Psychologists have identified a concept called the self-expansion model, which offers a practical explanation for why some relationships stay exciting and others go flat. The core idea is that people are motivated to grow, learn, and expand their sense of what they’re capable of. In early relationships, this happens automatically: you’re discovering a new person, trying new things together, and absorbing parts of each other’s worlds. That expansion feels thrilling, and it registers as attraction.

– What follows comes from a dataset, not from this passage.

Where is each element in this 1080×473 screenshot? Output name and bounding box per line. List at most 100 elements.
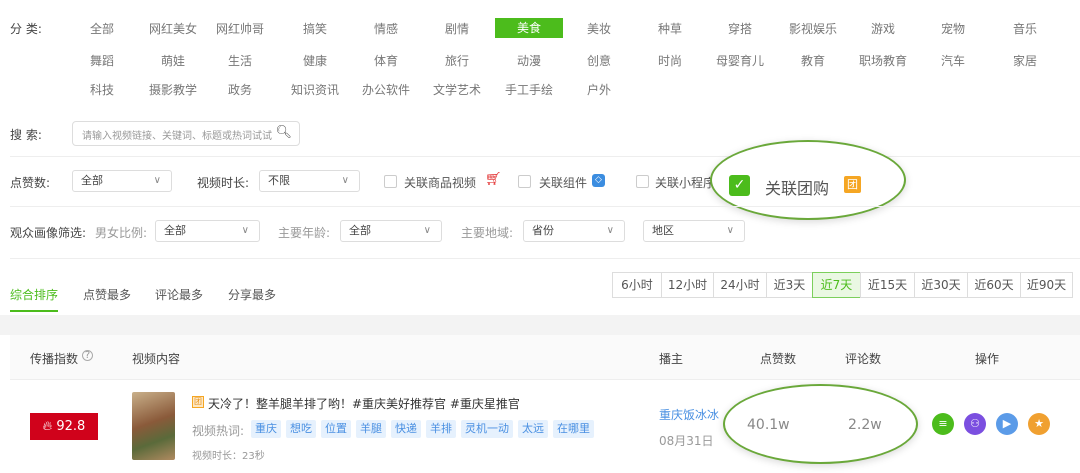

When a relationship settles into predictable routines, that expansion stalls. You stop learning from each other. Date nights become the same restaurant. Conversations cover logistics instead of ideas. The relationship still provides comfort and security, but it’s no longer a source of growth, and your brain notices the difference. Research on the self-expansion model consistently finds that couples who engage in shared exciting activities, things that are new and challenging for both partners, report higher relationship satisfaction. The key word is “exciting,” not just pleasant. Trying a new sport together, traveling somewhere unfamiliar, or learning something as a team stimulates the same reward pathways that lit up early in the relationship.

What to Do With This Information

The first step is identifying which of these factors applies to your situation, because the response is different for each one. If you’re dealing with natural habituation after a year or two, introducing novelty and shared challenges into the relationship can re-engage your brain’s reward system. If stress or hormonal changes are the culprit, addressing those root causes (sleep, workload, medication review) may restore what feels lost. If resentment is the issue, no amount of date nights will fix it until the underlying conflict gets honest attention.

If you recognize the avoidant deactivation pattern in yourself, that’s valuable self-knowledge. It means the loss of attraction is likely a protective response, not an accurate signal that the relationship is wrong for you. Working with a therapist who understands attachment can help you distinguish between genuine incompatibility and a nervous system that’s learned to pull away from closeness.

Lost attraction feels alarming because most people interpret it as a verdict on the relationship. In most cases, it’s a signal, not a sentence. Something in the equation has shifted, whether biological, emotional, or situational, and identifying what changed gives you a real path forward.